El lienzo ahora lloraba gotas de un líquido multicolor que se estrellaba contra el


piso. Pero eso a Pablo no lo conformaba, porque todavía desde un resquicio del
lienzo podía ver uno de los ojos azules. Arrojó la magdalena hacia la pared,
desarmando en el acto el bastidor en el cual se encontraba. El lienzo desarmado
cayó encima de la mesa de trabajo. El ruido de los tachos metálicos contra el
piso produjo un estruendo que hizo sonar la alarma. En definitiva, todas eran
iguales. Busca un tren, vete, camina, pasea. Y quiso irse, escapar, correr, justo
en el momento en que tres policías lo esposaban en el piso.

8
Le siguió a todo aquello una intemporalidad sorda. Una película reproducida en
cámara lenta. El cuidador del museo que le gritaba enfurecido, el guardia que
presionaba su brazo y lo inmovilizaba. Los gritos de un rostro familiar, conocido,
tan cerca suyo que podía sentir las gotas de saliva en su rostro. Al rato lo
sentaron en un auto y le cerraron la puerta en la cara. Sin embargo, todo aquello
había sido para él un filme, como los V8 que miraba en pijama junto a ella.
Atrapado entre la rabia y la vida, en ese resquicio de ira que se lo llevaba todo.
Imperturbable su rostro, dura su expresión, entumecidos sus gestos, las manos
rígidas al lado del cuerpo, los músculos duros.
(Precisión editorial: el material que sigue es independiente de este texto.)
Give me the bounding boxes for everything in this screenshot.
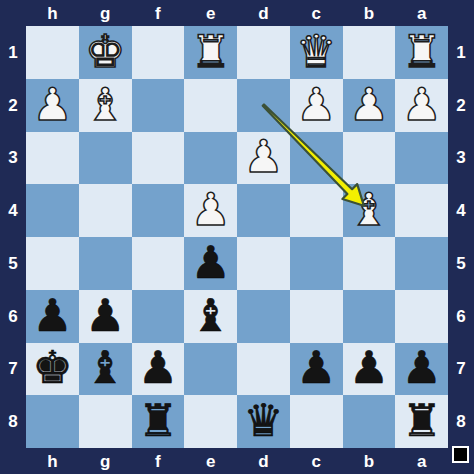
square-g1[interactable]: ♚ xyxy=(79,26,132,79)
square-h4[interactable] xyxy=(26,184,79,237)
black-queen-d8: ♛ xyxy=(243,398,283,443)
square-g4[interactable] xyxy=(79,184,132,237)
rank-label-1: 1 xyxy=(0,26,26,79)
square-f4[interactable] xyxy=(132,184,185,237)
rank-label-1: 1 xyxy=(448,26,474,79)
file-label-d: d xyxy=(237,0,290,26)
square-g7[interactable]: ♝ xyxy=(79,343,132,396)
black-pawn-b7: ♟ xyxy=(349,345,389,390)
square-d7[interactable] xyxy=(237,343,290,396)
rank-label-3: 3 xyxy=(448,132,474,185)
rank-label-6: 6 xyxy=(0,290,26,343)
square-f2[interactable] xyxy=(132,79,185,132)
square-f8[interactable]: ♜ xyxy=(132,395,185,448)
white-bishop-b4: ♝ xyxy=(349,187,389,232)
rank-label-7: 7 xyxy=(0,343,26,396)
rank-label-4: 4 xyxy=(0,184,26,237)
white-pawn-h2: ♟ xyxy=(32,82,72,127)
square-e5[interactable]: ♟ xyxy=(184,237,237,290)
square-g3[interactable] xyxy=(79,132,132,185)
square-c1[interactable]: ♛ xyxy=(290,26,343,79)
square-e7[interactable] xyxy=(184,343,237,396)
square-h6[interactable]: ♟ xyxy=(26,290,79,343)
square-b2[interactable]: ♟ xyxy=(343,79,396,132)
square-f6[interactable] xyxy=(132,290,185,343)
file-label-g: g xyxy=(79,0,132,26)
chessboard-frame: hgfedcba hgfedcba 12345678 12345678 ♚♜♛♜… xyxy=(0,0,474,474)
white-pawn-d3: ♟ xyxy=(243,134,283,179)
file-labels-top: hgfedcba xyxy=(26,0,448,26)
square-a3[interactable] xyxy=(395,132,448,185)
square-b6[interactable] xyxy=(343,290,396,343)
square-g6[interactable]: ♟ xyxy=(79,290,132,343)
file-label-a: a xyxy=(395,448,448,474)
rank-label-5: 5 xyxy=(0,237,26,290)
white-pawn-c2: ♟ xyxy=(296,82,336,127)
black-pawn-a7: ♟ xyxy=(401,345,441,390)
square-f7[interactable]: ♟ xyxy=(132,343,185,396)
file-label-e: e xyxy=(184,0,237,26)
square-a6[interactable] xyxy=(395,290,448,343)
square-d5[interactable] xyxy=(237,237,290,290)
square-a5[interactable] xyxy=(395,237,448,290)
turn-indicator-black-to-move xyxy=(452,446,469,463)
square-b3[interactable] xyxy=(343,132,396,185)
square-a1[interactable]: ♜ xyxy=(395,26,448,79)
square-b8[interactable] xyxy=(343,395,396,448)
square-c5[interactable] xyxy=(290,237,343,290)
square-a8[interactable]: ♜ xyxy=(395,395,448,448)
square-e1[interactable]: ♜ xyxy=(184,26,237,79)
square-b5[interactable] xyxy=(343,237,396,290)
square-h8[interactable] xyxy=(26,395,79,448)
black-pawn-f7: ♟ xyxy=(138,345,178,390)
file-label-h: h xyxy=(26,0,79,26)
square-c4[interactable] xyxy=(290,184,343,237)
rank-label-6: 6 xyxy=(448,290,474,343)
square-f3[interactable] xyxy=(132,132,185,185)
rank-label-2: 2 xyxy=(448,79,474,132)
file-label-f: f xyxy=(132,0,185,26)
square-c7[interactable]: ♟ xyxy=(290,343,343,396)
square-h5[interactable] xyxy=(26,237,79,290)
square-e3[interactable] xyxy=(184,132,237,185)
file-label-b: b xyxy=(343,448,396,474)
square-b4[interactable]: ♝ xyxy=(343,184,396,237)
square-g8[interactable] xyxy=(79,395,132,448)
square-c6[interactable] xyxy=(290,290,343,343)
square-c3[interactable] xyxy=(290,132,343,185)
rank-labels-right: 12345678 xyxy=(448,26,474,448)
square-c2[interactable]: ♟ xyxy=(290,79,343,132)
square-a7[interactable]: ♟ xyxy=(395,343,448,396)
black-bishop-e6: ♝ xyxy=(190,293,230,338)
rank-label-3: 3 xyxy=(0,132,26,185)
white-queen-c1: ♛ xyxy=(296,29,336,74)
white-bishop-g2: ♝ xyxy=(85,82,125,127)
black-pawn-g6: ♟ xyxy=(85,293,125,338)
rank-label-8: 8 xyxy=(0,395,26,448)
rank-label-4: 4 xyxy=(448,184,474,237)
file-labels-bottom: hgfedcba xyxy=(26,448,448,474)
file-label-a: a xyxy=(395,0,448,26)
white-rook-e1: ♜ xyxy=(190,29,230,74)
file-label-e: e xyxy=(184,448,237,474)
square-h1[interactable] xyxy=(26,26,79,79)
square-d6[interactable] xyxy=(237,290,290,343)
rank-label-7: 7 xyxy=(448,343,474,396)
square-c8[interactable] xyxy=(290,395,343,448)
file-label-b: b xyxy=(343,0,396,26)
board: ♚♜♛♜♟♝♟♟♟♟♟♝♟♟♟♝♚♝♟♟♟♟♜♛♜ xyxy=(26,26,448,448)
square-e4[interactable]: ♟ xyxy=(184,184,237,237)
square-f1[interactable] xyxy=(132,26,185,79)
file-label-f: f xyxy=(132,448,185,474)
square-d4[interactable] xyxy=(237,184,290,237)
square-f5[interactable] xyxy=(132,237,185,290)
black-rook-f8: ♜ xyxy=(138,398,178,443)
file-label-c: c xyxy=(290,0,343,26)
rank-labels-left: 12345678 xyxy=(0,26,26,448)
white-pawn-b2: ♟ xyxy=(349,82,389,127)
square-g2[interactable]: ♝ xyxy=(79,79,132,132)
square-h3[interactable] xyxy=(26,132,79,185)
square-h2[interactable]: ♟ xyxy=(26,79,79,132)
file-label-g: g xyxy=(79,448,132,474)
black-pawn-h6: ♟ xyxy=(32,293,72,338)
square-b7[interactable]: ♟ xyxy=(343,343,396,396)
rank-label-8: 8 xyxy=(448,395,474,448)
white-pawn-a2: ♟ xyxy=(401,82,441,127)
square-a2[interactable]: ♟ xyxy=(395,79,448,132)
black-pawn-e5: ♟ xyxy=(190,240,230,285)
black-rook-a8: ♜ xyxy=(401,398,441,443)
file-label-c: c xyxy=(290,448,343,474)
white-pawn-e4: ♟ xyxy=(190,187,230,232)
file-label-h: h xyxy=(26,448,79,474)
square-d1[interactable] xyxy=(237,26,290,79)
black-king-h7: ♚ xyxy=(32,345,72,390)
white-king-g1: ♚ xyxy=(85,29,125,74)
square-e6[interactable]: ♝ xyxy=(184,290,237,343)
square-d2[interactable] xyxy=(237,79,290,132)
square-d3[interactable]: ♟ xyxy=(237,132,290,185)
file-label-d: d xyxy=(237,448,290,474)
rank-label-5: 5 xyxy=(448,237,474,290)
square-b1[interactable] xyxy=(343,26,396,79)
black-pawn-c7: ♟ xyxy=(296,345,336,390)
white-rook-a1: ♜ xyxy=(401,29,441,74)
square-a4[interactable] xyxy=(395,184,448,237)
square-e8[interactable] xyxy=(184,395,237,448)
square-e2[interactable] xyxy=(184,79,237,132)
rank-label-2: 2 xyxy=(0,79,26,132)
black-bishop-g7: ♝ xyxy=(85,345,125,390)
square-g5[interactable] xyxy=(79,237,132,290)
square-d8[interactable]: ♛ xyxy=(237,395,290,448)
square-h7[interactable]: ♚ xyxy=(26,343,79,396)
Después, de a poco, mientras el auto se desplazaba por las calles aún mojadas,
su alrededor fue recuperando el rictus normal, devolviéndole, quizás a su pesar,
la conciencia infinita del bien y del mal.

Pero eso fue varios minutos más tarde, cuando la realidad lo sopapeó y lo hizo
entender que algo grave había sucedido. Porque minutos antes, las luces azules
e intermitentes de los patrulleros lo cegaron. Y aun con el revuelo que crecía
fuera de aquel habitáculo, una calma casi imperceptible lo rodeaba, una ciega
tranquilidad. Tal vez la certeza de no saberse dominado, tal vez la hombría de
una venganza a destiempo. Solo entendía que no volvería a verla, que ya todo
había terminado. El azul de las luces destellando como estrellas artificiales en
plena oscuridad lo obnubilaba. ¿Azul cobalto o azul opalino? ¿Cuál sería el azul
exacto de las intermitentes luces que lo cegaban?